AI Gigapixel PPI for scanning old prints

I’m scanning a batch of old prints on a Epson V500. I’m having difficulty deciding what is the best PPI to scan at. In the past, I would try and determine what was the largest size photo I wanted and scan for that. It was always difficult to determine what size photo I might want when scanning a bunch of old photos, considering cropping and how bad or good the old print might be.

With AI Gigapixel, I’m wondering if there might be a baseline scan to use and then resize with AI Gigapixel…? Maybe 300 or 600 ppi …? Does Gigapixel change what I should scan at?

Thanks much for any input,

Suzanne

GigaPixel doesn’t consider what PPI/DPI you scan at as that is a print issue. The only relevant measurement is the pixels width & height as that determines how GigaPixel enlarges the image.
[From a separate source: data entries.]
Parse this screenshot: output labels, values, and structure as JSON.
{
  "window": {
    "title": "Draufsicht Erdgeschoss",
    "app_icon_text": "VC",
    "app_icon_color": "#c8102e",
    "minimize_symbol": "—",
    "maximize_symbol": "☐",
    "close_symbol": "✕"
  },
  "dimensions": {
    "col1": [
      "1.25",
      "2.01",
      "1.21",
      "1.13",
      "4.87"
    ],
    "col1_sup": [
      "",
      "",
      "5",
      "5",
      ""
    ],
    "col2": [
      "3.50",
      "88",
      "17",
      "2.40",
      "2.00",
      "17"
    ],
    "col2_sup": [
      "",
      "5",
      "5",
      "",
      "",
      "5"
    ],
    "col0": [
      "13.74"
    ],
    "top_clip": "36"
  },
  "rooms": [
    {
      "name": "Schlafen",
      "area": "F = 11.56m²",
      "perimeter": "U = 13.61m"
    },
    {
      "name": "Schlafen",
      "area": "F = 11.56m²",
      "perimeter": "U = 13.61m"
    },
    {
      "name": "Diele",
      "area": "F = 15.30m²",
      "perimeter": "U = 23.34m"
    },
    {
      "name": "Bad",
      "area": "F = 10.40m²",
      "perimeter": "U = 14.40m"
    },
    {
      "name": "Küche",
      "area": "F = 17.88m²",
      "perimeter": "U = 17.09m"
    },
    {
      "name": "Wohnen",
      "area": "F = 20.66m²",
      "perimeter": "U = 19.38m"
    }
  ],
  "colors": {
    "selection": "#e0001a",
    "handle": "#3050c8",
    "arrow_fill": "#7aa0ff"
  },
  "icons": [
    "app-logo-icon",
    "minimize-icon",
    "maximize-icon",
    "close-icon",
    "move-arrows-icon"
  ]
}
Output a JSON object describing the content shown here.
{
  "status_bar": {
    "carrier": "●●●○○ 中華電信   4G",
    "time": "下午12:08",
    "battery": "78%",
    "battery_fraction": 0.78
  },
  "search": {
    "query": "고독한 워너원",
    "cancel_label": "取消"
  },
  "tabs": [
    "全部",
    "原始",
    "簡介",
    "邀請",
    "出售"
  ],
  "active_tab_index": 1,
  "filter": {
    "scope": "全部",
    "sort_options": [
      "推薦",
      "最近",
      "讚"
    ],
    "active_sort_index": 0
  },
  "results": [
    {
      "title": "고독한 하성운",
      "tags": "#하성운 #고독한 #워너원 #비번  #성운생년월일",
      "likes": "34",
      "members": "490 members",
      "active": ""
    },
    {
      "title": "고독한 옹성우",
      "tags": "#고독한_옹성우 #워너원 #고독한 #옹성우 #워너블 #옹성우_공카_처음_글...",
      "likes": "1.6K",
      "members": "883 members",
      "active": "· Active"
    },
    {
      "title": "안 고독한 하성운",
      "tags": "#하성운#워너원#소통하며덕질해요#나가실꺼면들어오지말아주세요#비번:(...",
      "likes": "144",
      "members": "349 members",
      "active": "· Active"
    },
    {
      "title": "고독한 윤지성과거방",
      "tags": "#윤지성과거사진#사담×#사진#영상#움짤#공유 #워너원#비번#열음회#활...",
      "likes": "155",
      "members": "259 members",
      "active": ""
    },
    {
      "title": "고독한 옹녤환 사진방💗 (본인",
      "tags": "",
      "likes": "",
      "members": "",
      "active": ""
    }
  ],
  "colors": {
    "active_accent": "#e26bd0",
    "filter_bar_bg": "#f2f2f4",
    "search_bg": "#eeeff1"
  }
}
As it isn’t a product that resamples based on DPI/PPI just scan at the DPI/PPI you want and that will be rewritten to the output file at the pixel dimensions you select.

Well, despite not having pixels as such a film print still has grains of ink that form the image. From a certain resolution they would become apparent instead of the image elements and probably wouldn’t help the enlarging process.

So the aim is to get as many usable pixels as possible.

According to this article the “resolution” of a 35mm film is about 4000 DPI. I see your scanner should be capable of about twice that. So if you go beyond 400 you would probably get visible grain particles. Sounds to me like you would need to scan close to the given 4000, see if there’s visible grain and if there is go lower and lower until you get a relatively clean image (as it may depend on the film quite a bit).

Edit: I sort-of overlooked “prints” and talked mostly about film scanning, but the same rules apply, just, way lower DPI, like Artisan-West said below. In theory 300 dpi is assumed to be the limit of human vision, but if the print is of high quality it might have more (not likely I guess). But the approach would be the same - start high and go ever lower until you no longer see a pattern of dots.

Since you are scanning prints, you didn’t mention their size. Going by ydobemos’s info of 4000 dpi for 35 mm film you would have about 5200 dots on the long side of the film. A 4" x 6" print would then spread 5200 dots over a 6 inch length or be 866 dots per inch of the print (in a perfect printing process). So I would scan at this or less as you would not get any further resolution from a higher scan and just make the file harder to handle in processing. Probably 600 dpi would be fine.

Thank you all for your comments. The article was excellent and I have bookmarked it. I’m starting to understand more about the scanning. I want to get the best scan I can and then if I need to go larger, use gigapixel. I think it’s probably better to get as much information as I can from the scan.